The truth is that God has given us more than we ever deserved or can ever imagine, through His Son’s death and resurrection. When it comes to the life we will one day experience in Paradise, C.S. Lewis wrote this:
“Think of yourself just as a seed patiently waiting in the earth: waiting to come up a flower in the Gardener’s good time, up into the real world, the real waking. I suppose that our whole present life, looked back on from [heaven], will seem only a drowsy half-waking. We are here in the land of dreams. But the rooster’s crow is coming.”
I don’t know exactly what heaven will look like, feel like, smell or taste like, but I do know this; it will be such an experience that this former life on earth will be but a shadow, an illusion compared to the power and grandeur that comes with complete unity and intimacy with God. My eighth graders and I have had fun dreaming of what that time will be like, and I hope you too anticipate this goal we press on towards. Until then, let’s keep speaking those first words in the Common Table prayer, come, Lord Jesus, as we wait for the last day and final hour- where at the sound of the last trumpet, the Church will finally wake up to a life beyond our wildest dreams.
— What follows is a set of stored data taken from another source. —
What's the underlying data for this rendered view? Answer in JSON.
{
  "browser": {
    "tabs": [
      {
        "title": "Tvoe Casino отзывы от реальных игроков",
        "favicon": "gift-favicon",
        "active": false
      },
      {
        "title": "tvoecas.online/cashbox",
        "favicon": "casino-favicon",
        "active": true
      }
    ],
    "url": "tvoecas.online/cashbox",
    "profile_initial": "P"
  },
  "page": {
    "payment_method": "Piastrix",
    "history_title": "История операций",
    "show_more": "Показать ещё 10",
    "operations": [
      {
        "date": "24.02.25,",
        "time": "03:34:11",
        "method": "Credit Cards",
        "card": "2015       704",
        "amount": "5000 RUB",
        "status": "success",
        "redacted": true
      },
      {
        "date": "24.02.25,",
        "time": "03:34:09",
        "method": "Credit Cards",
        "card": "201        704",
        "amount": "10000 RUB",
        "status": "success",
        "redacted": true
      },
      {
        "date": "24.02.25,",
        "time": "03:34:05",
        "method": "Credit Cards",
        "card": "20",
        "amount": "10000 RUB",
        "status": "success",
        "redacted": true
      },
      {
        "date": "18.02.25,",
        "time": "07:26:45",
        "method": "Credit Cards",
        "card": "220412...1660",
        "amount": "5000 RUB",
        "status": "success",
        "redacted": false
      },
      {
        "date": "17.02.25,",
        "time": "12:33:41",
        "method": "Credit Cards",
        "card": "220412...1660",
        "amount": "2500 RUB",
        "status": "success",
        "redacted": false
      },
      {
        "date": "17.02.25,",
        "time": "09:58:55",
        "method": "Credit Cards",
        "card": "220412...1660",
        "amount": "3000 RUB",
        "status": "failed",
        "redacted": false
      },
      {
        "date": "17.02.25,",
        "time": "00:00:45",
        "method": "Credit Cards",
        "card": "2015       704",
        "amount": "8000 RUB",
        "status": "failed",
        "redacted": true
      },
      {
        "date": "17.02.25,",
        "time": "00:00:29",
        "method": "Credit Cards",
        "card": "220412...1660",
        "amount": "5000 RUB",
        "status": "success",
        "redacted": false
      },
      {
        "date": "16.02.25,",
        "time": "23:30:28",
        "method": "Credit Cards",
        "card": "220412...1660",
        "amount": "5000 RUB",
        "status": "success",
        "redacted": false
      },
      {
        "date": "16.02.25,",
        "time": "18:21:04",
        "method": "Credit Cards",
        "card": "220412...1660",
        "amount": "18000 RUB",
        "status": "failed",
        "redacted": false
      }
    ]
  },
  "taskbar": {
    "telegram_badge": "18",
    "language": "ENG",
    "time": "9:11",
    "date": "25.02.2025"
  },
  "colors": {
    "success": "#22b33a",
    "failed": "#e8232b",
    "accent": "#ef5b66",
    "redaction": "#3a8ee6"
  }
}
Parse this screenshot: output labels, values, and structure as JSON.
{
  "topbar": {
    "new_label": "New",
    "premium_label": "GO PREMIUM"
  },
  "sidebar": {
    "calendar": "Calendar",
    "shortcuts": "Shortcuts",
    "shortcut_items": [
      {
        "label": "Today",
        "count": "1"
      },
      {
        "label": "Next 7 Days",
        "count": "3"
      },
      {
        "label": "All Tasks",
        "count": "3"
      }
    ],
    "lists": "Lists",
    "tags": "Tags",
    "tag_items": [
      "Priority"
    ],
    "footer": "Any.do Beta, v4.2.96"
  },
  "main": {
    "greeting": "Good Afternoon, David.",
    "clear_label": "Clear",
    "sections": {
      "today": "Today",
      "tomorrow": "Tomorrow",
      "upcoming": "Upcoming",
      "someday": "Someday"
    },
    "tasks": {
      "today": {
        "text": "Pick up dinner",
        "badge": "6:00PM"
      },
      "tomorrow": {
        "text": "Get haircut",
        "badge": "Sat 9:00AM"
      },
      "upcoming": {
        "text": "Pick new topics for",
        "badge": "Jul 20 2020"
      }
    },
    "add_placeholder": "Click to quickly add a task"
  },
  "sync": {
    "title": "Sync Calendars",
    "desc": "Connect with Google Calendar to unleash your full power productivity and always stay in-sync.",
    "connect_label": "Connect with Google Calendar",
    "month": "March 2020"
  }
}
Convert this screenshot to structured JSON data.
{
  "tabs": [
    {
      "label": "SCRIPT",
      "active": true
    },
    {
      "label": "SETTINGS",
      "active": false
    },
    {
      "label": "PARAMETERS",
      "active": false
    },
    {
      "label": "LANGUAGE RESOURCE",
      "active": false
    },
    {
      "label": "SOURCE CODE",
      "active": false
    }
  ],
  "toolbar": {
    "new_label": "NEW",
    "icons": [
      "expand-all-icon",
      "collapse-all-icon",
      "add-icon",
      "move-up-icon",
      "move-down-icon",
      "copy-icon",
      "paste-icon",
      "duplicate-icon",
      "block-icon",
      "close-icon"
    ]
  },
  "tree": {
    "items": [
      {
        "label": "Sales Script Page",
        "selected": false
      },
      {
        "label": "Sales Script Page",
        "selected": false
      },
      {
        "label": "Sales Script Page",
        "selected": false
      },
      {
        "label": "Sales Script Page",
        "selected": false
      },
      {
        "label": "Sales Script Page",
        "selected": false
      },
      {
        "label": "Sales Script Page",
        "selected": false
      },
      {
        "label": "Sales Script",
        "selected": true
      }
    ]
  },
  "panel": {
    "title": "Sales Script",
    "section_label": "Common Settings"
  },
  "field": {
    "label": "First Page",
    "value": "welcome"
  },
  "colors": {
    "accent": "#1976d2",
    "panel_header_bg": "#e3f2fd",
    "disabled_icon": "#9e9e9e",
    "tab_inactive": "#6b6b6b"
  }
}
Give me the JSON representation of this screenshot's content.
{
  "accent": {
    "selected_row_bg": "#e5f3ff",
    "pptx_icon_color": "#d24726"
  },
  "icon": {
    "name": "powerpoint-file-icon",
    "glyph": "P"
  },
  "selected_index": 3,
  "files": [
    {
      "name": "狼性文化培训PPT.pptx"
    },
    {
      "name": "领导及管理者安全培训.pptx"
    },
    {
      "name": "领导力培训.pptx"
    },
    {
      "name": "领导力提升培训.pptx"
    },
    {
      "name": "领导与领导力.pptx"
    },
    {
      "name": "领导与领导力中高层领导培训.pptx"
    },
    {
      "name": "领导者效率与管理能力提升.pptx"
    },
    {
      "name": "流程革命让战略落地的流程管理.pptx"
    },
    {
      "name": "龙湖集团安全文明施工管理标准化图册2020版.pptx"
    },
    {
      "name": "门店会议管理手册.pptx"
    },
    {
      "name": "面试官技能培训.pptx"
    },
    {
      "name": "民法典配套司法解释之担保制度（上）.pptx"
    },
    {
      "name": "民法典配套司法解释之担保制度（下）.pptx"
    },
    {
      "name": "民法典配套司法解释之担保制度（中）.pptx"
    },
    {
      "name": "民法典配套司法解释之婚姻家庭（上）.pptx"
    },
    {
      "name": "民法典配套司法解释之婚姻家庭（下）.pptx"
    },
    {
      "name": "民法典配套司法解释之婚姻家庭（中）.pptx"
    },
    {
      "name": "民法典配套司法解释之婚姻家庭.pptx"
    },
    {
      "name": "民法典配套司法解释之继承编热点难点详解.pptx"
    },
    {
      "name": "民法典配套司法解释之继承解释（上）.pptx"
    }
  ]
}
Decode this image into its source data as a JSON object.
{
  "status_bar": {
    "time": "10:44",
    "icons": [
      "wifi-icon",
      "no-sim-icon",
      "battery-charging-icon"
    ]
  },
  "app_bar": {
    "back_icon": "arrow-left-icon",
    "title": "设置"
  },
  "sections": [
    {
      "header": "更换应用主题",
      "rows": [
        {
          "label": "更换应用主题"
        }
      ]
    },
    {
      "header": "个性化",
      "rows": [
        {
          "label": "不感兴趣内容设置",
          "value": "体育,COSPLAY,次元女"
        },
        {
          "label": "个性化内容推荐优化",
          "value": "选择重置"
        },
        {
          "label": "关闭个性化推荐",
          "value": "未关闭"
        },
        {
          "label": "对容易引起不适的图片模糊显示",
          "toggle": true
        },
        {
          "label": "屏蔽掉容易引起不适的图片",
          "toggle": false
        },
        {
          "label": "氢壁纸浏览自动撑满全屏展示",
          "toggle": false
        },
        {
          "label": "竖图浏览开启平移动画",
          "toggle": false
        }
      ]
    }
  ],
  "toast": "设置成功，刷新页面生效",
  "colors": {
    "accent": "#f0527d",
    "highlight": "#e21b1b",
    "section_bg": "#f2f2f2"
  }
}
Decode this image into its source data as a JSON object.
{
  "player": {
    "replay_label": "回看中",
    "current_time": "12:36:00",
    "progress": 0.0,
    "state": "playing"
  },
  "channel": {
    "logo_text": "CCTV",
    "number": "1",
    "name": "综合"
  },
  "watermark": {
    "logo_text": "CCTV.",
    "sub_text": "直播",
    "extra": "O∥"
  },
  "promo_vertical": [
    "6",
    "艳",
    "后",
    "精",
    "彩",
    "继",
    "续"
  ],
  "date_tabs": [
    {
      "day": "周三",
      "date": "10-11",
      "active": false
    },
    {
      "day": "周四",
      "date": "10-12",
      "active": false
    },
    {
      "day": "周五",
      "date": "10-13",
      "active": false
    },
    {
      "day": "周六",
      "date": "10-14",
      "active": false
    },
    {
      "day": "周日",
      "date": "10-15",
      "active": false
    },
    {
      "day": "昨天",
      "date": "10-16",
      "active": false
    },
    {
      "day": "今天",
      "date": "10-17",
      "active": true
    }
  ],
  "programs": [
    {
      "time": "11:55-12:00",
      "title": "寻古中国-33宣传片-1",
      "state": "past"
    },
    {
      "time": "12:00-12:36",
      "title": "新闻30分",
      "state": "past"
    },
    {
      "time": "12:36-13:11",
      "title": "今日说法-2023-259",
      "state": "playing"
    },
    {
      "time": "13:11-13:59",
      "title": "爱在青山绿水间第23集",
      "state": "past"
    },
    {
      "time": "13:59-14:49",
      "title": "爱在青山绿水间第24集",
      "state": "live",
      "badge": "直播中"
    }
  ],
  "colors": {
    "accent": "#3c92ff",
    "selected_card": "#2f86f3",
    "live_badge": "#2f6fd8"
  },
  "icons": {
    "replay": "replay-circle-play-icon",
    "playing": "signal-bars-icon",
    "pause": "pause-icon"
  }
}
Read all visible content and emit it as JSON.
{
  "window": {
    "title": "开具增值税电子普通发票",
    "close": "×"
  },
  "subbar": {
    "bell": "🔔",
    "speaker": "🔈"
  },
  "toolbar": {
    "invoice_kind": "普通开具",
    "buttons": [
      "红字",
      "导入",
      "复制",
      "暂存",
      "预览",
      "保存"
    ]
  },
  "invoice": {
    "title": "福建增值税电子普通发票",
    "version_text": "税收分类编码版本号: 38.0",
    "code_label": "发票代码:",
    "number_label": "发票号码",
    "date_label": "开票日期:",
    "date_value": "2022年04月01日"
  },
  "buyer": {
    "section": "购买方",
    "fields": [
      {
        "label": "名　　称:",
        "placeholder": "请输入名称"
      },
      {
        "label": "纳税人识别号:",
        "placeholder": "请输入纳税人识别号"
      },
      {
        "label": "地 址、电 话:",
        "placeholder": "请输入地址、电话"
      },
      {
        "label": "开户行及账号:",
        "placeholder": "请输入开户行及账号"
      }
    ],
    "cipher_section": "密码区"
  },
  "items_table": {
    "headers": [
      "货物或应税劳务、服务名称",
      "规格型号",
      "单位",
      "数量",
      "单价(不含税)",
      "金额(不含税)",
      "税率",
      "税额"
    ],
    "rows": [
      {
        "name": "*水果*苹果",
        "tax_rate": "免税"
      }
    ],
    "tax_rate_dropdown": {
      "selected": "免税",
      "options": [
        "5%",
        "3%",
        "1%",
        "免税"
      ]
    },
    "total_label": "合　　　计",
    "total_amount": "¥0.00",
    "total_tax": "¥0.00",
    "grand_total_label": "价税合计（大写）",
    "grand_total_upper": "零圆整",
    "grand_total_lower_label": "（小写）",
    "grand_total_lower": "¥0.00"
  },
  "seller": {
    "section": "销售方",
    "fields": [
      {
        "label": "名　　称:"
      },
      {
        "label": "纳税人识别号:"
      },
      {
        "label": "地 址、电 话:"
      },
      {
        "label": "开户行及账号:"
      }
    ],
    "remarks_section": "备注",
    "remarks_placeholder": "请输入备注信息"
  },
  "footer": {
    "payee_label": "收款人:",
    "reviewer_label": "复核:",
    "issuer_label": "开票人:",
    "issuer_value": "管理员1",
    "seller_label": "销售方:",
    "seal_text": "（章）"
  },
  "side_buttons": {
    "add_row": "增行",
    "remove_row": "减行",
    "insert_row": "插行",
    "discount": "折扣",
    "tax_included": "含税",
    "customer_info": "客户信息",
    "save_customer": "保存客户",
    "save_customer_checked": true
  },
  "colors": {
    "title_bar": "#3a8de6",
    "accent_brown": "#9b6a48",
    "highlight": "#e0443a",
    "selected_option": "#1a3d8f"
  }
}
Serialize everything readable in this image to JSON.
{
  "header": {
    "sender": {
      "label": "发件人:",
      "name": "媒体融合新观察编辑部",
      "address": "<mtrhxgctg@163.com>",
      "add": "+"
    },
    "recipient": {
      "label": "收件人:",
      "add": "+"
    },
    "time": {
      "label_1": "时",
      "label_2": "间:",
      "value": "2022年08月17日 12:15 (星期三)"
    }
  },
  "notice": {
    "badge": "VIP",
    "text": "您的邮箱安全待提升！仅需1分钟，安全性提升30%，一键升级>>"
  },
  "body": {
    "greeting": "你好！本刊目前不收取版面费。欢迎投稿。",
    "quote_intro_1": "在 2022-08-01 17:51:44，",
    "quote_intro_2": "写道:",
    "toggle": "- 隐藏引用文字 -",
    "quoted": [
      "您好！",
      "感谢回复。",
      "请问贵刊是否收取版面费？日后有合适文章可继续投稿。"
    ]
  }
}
I live for this day. Where all our questions fade away, because they’ll be swallowed up in the wholeness and greatness of the presence of our living God. A day when the answer will allow no more room for questions at all. The day that St. Paul was waiting for when he told the Corinthian church, “For now we see only a reflection as in a mirror; then we shall see face to face. Now I know in part; then I shall know fully, even as I am fully known.”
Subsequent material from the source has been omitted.